A good friend gave me a Ravello Cigar Jar. Today I got my first CI order and dam near filled it. LOL Ordered a sampler and a few singles.
1-A Fuente Curly Head Deluxe
1-A Fuente Curly Head
1-A Fuente Breva Royale
1- Romeo y Julieta Reserva Real Robusto
2- Cu-Avana Robusto
3- Cu-Avana Maduro Robusto
1- Nica Libre
1-Perdomo Slow aged 826
1- Rocky Patel Connecticut
1- Indian Tabac Maduro
1- 5 Vegas classic
1- Gurkha Park avenue 44
1- Padilla Achilles
1- Rocky Patel Sun Grown
1- A Fuente Gran Reserve
1- Oliva Serie 'G'

I can't wait for some of these to age a ns settle a bit. Its like a kid in a candy store . LMAO :hat:ipe::tea::beerchug::rockon::smoke2:
*
*


----------



## baba (Nov 5, 2007)

Great pickup! Yup - just like a candy store - or girls - love them all


----------



## muellator (Jul 31, 2009)

Nice grab...but it looks like you need to clean your keyboard haha.


----------



## thebayratt (Jun 4, 2009)

Nice grab!



baba said:


> Great pickup! Yup - just like a candy store - or girls - love them all


There is a local "Gentleman's Club" called "The Candy Store"


----------



## mc2712 (Mar 14, 2008)

Nice haul, enjoy.


----------



## holmes711 (Jun 1, 2009)

Nice purchase and variety. That should keep you busy for awhile. Enjoy!


----------



## edogg (Jun 15, 2009)

very nice bud. Enjoy


----------



## 8ball (Feb 17, 2006)

Nice start. Enjoy!


----------



## tx_tuff (Jun 16, 2007)

Now there is only one thing to do, smoke them all and start over


----------



## ca21455 (Jul 23, 2006)

tx_tuff said:


> Now there is only one thing to do, smoke them all and start over


Naw...get another humi and buy more!


----------



## ssutton219 (Apr 17, 2007)

tx_tuff said:


> Now there is only one thing to do, smoke them all and start over





ca21455 said:


> Naw...get another humi and buy more!


DO Both!!:thumb:

Nice selection!

Shawn


----------



## eyesack (Jul 19, 2009)

haha nice man! Let me know what you think of the Curly Head Deluxes!


----------



## jeepthing (Jul 16, 2009)

eyesack said:


> haha nice man! Let me know what you think of the Curly Head Deluxes!

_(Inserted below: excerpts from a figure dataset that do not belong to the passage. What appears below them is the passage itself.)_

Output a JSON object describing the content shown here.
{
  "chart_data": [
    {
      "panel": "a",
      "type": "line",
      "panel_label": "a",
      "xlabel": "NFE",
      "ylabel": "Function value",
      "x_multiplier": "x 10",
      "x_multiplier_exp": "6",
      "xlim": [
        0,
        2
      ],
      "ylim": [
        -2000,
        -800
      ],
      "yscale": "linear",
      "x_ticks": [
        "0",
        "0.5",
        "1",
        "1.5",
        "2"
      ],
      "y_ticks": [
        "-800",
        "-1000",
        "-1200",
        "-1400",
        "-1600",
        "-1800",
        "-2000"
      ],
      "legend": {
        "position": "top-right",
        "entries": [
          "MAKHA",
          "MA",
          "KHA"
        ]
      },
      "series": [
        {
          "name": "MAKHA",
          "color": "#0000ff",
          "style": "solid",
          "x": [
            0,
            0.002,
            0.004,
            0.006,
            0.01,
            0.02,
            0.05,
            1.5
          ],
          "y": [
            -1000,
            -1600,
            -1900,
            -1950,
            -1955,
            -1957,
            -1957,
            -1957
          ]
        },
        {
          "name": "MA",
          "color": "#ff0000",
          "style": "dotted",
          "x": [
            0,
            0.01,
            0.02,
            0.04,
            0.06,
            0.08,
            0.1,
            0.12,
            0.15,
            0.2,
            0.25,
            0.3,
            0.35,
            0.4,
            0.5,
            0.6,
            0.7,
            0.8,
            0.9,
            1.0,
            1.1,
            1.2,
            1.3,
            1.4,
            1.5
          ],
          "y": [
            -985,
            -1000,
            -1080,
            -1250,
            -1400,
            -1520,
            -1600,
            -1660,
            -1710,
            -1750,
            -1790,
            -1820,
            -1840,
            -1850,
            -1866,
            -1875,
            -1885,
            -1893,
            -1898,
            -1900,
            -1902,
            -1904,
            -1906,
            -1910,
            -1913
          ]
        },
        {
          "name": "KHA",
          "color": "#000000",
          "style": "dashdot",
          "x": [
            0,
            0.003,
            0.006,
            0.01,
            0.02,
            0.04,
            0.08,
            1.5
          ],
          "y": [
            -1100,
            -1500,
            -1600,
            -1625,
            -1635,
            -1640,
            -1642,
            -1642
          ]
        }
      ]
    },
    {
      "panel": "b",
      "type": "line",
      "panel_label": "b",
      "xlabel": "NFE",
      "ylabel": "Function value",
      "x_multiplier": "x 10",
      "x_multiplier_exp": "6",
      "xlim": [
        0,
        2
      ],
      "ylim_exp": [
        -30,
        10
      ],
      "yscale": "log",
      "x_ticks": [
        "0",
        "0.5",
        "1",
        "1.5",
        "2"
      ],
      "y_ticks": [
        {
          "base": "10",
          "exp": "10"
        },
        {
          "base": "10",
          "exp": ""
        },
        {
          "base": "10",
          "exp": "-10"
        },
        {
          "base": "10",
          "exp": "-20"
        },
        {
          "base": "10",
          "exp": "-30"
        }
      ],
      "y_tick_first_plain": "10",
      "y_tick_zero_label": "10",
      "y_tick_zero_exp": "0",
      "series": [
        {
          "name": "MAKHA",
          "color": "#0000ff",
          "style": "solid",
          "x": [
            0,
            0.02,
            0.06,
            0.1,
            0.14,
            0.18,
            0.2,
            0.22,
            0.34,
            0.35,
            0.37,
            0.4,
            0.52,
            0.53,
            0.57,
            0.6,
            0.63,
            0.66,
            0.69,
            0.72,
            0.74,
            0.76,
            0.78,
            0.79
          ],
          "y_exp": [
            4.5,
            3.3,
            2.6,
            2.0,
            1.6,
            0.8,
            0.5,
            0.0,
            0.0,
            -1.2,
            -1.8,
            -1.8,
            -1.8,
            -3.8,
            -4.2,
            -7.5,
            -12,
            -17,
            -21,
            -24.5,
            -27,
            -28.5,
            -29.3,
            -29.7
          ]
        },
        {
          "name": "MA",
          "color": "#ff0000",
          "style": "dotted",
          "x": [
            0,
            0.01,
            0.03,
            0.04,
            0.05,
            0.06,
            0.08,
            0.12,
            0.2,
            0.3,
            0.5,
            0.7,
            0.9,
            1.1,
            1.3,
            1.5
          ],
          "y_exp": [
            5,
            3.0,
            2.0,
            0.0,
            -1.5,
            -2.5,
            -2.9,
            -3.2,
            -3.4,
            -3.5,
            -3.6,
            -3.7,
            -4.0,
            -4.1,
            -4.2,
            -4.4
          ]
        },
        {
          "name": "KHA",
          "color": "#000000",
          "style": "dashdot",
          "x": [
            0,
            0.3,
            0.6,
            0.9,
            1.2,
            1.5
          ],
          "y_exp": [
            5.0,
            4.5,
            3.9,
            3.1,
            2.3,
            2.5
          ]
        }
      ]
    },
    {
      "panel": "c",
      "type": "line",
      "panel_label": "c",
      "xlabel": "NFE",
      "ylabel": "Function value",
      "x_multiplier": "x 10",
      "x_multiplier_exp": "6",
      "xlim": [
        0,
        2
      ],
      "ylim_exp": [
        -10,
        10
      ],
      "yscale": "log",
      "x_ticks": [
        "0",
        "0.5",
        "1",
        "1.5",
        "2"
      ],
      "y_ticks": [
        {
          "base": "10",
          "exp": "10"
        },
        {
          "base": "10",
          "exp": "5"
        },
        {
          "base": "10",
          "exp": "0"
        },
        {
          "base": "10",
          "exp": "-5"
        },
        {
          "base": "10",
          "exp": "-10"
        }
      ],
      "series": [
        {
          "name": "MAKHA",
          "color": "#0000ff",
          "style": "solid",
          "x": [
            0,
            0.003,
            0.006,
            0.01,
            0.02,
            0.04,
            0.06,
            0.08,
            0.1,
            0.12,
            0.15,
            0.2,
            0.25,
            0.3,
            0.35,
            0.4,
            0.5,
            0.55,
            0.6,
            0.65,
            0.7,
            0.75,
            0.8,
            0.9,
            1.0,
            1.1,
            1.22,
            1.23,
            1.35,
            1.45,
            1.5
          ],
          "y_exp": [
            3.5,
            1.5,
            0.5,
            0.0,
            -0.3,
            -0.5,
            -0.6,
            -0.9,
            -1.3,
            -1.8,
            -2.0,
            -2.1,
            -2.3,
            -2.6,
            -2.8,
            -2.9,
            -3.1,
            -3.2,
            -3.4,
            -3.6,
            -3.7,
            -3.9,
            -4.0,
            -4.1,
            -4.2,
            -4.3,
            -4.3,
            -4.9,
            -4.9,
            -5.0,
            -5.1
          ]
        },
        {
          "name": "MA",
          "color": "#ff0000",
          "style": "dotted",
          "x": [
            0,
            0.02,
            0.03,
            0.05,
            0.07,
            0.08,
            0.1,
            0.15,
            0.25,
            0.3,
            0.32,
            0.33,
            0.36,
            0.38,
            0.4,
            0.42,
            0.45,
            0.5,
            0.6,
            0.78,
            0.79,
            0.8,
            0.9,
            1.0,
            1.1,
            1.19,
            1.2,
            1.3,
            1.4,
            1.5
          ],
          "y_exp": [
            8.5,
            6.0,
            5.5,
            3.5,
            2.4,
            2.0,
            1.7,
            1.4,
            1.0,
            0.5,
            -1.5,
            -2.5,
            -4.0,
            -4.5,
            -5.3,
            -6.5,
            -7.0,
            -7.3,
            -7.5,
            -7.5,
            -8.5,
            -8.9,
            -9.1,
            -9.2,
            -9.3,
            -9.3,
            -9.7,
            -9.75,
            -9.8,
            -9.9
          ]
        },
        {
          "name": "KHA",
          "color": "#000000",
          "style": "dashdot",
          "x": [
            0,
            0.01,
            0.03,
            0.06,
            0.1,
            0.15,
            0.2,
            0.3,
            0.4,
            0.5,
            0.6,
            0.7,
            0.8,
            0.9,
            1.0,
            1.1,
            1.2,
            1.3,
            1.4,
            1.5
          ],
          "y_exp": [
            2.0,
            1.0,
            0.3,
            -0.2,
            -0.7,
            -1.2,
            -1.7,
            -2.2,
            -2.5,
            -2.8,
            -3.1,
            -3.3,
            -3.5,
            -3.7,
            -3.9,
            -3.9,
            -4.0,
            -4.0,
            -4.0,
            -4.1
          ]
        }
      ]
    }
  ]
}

I have smoked several of the CH Deluxe already. Not a bad smoke. I like them, but they are a bit rugged looking and the flavor will very smoke to smoke. I like them to take to the golf course. Not bad for a cheap smoke


----------



## DBCcigar (Apr 24, 2008)

baba said:


> Great pickup! Yup - just like a candy store - or girls - love them all


DITTO!


----------



## suretolose (Jul 8, 2009)

looks great enjoy


----------



## Cigary (Oct 19, 2007)

DBCcigar said:


> DITTO!


Dave would smoke all of these before lunch,,,,this would just be an *Hor D*'*oeuvre* for him. :bolt:


----------



## karmaz00 (Dec 5, 2007)

nice one


----------